Learn How CSA Scores Are Calculated
The FMCSA uses multiple resources to calculate CSA scores, from inspection results to crash data. The information can be grouped into seven categories, known within the industry as the CSA Behavior Analysis and Safety Improvement (BASIC) categories. Carriers should learn the facts here now to avoid wracking up points. The seven categories are:
Controlled substance use
Hazardous materials compliance
The FMCSA assigns a score from one to ten in each category. The most serious violations are ranked 10’s, while according to realtimecampaign.com, minor infractions may only receive one or two points. When the scores are added up, the total creates a basis for the carrier’s CSA score.
Hire the Best Drivers
Most CSA violations involve actions taken by truckers while they’re behind the wheel. Hiring drivers who don’t have adequate experience or failing to review their PSP records can lead to serious trouble for the company. Perform background checks and interview new hires carefully to make sure they take driver safety and CSA compliance very seriously. While vetting new hires is extremely important, it’s equally essential to provide ongoing training. Using guardrails can promote safer driving practices, but don’t forget to focus on teaching the latest safety standards and the value of consistent CSA compliance.
A lot of fleet managers assume that if they hire competent drivers with good safety records, they’ll have nothing to worry about when it comes to CSA compliance. Driver management software like that supplied by Tenstreet makes it easier to provide ongoing training, even while the company’s truckers are out on assignments.

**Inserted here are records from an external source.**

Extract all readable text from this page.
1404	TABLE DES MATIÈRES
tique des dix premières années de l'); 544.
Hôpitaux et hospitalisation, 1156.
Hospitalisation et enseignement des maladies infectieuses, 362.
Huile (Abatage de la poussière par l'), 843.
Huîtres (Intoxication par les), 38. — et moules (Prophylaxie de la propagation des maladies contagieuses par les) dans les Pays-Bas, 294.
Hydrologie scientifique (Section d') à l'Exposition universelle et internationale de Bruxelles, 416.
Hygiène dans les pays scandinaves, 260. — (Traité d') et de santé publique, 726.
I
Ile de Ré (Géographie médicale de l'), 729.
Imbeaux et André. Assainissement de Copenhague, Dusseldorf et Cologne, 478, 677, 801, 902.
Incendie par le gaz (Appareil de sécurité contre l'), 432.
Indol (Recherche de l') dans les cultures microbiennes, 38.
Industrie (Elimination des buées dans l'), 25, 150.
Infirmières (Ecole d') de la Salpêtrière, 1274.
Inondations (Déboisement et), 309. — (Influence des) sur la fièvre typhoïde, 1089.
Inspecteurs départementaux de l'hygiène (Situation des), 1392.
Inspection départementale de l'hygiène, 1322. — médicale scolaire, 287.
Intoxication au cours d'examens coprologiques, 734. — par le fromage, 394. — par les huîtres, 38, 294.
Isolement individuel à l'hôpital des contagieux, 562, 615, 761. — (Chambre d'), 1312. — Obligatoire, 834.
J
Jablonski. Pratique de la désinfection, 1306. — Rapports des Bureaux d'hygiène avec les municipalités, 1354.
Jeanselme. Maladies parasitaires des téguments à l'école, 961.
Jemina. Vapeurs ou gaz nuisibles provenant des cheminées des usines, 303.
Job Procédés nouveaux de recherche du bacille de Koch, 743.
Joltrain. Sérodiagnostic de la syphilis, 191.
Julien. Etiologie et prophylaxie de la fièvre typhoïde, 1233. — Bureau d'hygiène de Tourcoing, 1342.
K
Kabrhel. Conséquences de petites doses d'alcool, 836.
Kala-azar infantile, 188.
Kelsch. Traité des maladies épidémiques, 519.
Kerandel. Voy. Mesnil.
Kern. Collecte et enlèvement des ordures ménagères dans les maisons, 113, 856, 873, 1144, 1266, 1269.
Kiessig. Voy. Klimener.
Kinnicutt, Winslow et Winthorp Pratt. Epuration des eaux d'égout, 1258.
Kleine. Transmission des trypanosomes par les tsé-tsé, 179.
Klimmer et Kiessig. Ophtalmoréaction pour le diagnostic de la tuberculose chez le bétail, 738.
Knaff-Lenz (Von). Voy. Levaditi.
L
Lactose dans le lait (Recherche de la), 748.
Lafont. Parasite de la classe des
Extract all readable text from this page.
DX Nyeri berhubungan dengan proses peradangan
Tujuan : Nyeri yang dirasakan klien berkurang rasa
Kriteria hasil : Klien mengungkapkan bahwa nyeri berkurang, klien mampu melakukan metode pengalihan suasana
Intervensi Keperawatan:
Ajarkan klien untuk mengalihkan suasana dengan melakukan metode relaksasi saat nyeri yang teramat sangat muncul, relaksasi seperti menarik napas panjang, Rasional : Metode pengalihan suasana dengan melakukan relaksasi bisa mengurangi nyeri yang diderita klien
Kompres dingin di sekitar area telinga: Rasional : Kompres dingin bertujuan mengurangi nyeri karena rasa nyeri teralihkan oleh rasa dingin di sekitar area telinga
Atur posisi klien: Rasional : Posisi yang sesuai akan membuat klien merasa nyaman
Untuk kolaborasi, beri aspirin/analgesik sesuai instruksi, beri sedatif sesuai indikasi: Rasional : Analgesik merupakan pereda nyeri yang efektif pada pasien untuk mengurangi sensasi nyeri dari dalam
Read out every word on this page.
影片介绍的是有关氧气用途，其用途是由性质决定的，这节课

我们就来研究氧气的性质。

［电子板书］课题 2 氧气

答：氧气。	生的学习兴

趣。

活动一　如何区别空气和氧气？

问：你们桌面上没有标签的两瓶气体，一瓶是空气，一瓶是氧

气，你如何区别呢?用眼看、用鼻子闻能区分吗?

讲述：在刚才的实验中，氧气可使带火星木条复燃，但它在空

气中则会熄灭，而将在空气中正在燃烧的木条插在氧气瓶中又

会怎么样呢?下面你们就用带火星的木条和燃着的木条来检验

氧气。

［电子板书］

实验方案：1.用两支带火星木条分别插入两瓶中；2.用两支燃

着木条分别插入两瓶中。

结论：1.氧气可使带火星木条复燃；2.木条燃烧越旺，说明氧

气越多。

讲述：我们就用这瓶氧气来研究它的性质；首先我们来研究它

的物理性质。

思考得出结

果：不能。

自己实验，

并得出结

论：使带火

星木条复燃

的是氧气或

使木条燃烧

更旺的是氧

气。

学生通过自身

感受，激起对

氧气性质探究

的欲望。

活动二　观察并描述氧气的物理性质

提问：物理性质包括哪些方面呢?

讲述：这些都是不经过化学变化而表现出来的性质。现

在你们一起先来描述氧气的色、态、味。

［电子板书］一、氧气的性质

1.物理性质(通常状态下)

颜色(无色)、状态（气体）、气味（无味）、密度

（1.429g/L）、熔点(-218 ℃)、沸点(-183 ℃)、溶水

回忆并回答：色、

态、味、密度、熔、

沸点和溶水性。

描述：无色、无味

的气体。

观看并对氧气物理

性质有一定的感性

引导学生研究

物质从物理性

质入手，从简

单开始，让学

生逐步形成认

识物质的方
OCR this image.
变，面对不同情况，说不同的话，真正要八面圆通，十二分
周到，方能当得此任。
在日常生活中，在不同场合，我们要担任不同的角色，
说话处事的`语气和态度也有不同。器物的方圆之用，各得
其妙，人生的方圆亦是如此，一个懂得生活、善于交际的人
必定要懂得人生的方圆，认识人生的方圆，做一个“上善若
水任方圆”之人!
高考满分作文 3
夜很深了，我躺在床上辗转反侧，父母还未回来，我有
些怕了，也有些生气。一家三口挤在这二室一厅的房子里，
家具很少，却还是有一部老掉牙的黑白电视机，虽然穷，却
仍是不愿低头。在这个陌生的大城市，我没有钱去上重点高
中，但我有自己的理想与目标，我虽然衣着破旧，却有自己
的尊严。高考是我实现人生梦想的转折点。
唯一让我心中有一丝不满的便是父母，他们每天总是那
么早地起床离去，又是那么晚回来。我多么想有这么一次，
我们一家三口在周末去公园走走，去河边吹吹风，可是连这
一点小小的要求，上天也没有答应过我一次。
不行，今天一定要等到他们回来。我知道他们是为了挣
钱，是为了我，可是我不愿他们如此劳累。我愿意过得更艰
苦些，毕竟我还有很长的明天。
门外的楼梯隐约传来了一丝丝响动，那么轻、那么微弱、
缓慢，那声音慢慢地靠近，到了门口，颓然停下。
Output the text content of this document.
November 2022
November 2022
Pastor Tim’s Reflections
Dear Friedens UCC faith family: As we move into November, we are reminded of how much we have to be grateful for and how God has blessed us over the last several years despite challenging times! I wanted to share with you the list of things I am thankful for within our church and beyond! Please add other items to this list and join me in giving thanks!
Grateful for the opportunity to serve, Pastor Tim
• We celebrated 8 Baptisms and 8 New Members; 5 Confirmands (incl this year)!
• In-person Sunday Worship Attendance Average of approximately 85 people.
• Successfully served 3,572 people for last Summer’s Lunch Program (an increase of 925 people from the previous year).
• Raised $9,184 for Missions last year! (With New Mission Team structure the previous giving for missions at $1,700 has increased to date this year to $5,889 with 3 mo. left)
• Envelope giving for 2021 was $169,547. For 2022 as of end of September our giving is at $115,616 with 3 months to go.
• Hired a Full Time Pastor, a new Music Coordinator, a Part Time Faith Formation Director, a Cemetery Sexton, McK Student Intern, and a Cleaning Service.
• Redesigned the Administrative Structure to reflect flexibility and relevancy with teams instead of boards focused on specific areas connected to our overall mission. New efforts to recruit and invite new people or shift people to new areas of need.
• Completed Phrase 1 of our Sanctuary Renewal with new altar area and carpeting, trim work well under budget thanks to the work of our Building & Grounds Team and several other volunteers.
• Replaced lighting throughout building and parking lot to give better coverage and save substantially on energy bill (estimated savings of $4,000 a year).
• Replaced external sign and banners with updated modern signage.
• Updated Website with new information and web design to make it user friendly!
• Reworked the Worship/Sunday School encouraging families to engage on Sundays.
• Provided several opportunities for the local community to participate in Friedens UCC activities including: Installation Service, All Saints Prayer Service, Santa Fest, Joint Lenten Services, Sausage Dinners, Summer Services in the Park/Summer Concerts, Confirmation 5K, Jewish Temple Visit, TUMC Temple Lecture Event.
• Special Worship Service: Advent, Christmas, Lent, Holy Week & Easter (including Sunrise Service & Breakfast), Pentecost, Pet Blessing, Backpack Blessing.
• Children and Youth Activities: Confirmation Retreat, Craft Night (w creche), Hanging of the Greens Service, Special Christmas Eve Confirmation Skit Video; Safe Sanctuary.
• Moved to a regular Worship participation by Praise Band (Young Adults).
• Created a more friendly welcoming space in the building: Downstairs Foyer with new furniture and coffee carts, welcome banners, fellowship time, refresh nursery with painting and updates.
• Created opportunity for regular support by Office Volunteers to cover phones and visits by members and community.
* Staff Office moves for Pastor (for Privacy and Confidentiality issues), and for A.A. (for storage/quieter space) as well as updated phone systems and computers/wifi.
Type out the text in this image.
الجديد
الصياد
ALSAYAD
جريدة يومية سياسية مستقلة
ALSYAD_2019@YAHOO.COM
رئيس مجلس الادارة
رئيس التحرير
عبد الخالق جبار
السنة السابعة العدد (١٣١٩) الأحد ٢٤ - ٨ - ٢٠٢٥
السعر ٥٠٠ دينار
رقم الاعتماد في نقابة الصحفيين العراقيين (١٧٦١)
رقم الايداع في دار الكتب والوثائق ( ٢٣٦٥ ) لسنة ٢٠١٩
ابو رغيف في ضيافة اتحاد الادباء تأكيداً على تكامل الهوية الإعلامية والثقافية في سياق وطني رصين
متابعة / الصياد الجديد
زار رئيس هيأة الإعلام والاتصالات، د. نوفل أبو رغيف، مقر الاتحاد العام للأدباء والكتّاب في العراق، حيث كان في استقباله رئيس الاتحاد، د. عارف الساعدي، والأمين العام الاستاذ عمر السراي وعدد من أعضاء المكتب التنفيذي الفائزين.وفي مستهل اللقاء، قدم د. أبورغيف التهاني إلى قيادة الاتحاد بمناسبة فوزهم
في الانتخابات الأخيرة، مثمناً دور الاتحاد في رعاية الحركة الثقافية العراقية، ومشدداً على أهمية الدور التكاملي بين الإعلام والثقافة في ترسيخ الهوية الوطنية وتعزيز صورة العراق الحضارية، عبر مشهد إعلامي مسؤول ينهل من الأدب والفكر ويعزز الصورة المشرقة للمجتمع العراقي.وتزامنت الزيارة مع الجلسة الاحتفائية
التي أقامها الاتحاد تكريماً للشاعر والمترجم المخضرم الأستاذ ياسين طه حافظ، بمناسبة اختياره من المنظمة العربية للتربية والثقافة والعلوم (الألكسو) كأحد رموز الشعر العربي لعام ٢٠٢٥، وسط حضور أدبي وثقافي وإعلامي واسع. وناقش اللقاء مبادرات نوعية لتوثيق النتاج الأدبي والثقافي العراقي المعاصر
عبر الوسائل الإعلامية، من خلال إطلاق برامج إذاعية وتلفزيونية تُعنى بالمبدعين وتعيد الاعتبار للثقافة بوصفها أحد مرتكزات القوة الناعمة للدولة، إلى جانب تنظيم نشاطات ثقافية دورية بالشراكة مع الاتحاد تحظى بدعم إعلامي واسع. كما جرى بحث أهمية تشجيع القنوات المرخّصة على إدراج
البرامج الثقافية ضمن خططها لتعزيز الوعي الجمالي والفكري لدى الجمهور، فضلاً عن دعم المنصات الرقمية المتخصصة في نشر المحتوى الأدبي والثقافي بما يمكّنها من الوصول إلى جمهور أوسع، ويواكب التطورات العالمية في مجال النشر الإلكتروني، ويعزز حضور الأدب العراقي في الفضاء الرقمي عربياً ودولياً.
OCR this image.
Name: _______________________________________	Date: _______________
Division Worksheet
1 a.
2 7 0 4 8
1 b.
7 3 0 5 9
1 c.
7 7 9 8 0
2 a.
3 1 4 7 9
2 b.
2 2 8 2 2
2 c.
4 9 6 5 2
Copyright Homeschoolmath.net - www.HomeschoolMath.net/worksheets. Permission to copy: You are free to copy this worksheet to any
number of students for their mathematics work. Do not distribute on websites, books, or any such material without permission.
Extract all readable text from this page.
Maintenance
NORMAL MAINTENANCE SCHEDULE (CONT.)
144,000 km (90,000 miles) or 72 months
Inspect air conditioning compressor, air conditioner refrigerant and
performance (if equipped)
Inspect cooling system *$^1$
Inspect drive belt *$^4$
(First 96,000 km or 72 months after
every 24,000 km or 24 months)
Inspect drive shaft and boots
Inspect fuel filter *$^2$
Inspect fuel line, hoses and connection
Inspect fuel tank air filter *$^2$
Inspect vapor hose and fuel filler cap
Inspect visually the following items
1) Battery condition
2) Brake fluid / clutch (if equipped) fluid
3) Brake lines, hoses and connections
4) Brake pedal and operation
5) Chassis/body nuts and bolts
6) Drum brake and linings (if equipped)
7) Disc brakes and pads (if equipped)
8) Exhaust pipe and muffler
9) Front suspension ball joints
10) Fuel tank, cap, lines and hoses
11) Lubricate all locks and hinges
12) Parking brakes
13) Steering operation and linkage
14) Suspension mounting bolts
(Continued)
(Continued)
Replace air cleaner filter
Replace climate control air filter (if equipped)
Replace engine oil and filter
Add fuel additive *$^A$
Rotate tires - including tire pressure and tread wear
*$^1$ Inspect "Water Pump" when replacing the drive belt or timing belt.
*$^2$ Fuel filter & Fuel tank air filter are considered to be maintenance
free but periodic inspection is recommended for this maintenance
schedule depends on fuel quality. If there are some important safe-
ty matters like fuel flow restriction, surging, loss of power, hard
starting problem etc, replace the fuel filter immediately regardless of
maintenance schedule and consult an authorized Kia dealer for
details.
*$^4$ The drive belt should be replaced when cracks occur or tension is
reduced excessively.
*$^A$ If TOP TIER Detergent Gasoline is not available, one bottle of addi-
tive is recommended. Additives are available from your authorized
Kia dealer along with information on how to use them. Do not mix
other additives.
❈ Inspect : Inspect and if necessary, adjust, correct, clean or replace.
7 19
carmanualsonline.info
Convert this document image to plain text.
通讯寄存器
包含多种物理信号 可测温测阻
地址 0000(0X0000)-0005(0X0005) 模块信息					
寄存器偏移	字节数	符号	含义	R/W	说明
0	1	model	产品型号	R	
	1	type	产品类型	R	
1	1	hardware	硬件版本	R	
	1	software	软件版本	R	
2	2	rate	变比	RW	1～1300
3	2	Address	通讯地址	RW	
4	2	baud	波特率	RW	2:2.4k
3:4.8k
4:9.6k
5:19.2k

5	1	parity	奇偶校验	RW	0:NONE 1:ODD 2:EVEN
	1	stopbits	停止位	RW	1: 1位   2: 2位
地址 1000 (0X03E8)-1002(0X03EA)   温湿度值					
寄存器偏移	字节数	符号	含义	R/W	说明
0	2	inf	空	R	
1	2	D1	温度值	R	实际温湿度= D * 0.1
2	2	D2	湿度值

Prioritize Vehicle Maintenance
Seemingly minor problems can add up to an unacceptably high CSA score. The good news is, vehicle maintenance is well within the purview of fleet managers, so this factor can be controlled with relative ease. Make preventative maintenance a priority and try to address potential problems before they come up. This strategy won’t just improve CSA scores. It will also help to reduce the cost of repairs.
The FMCSA established the BASIC checklist for a reason. Its purpose is to evaluate each company’s driver safety standards to protect not just truckers, but also all the other drivers on the road. There’s no way to control how drivers of smaller passenger cars will behave, but fleet managers can do their part to avoid accidents by taking CSA compliance seriously and working to keep the company’s scores low. It’s a simple matter of following the advice above.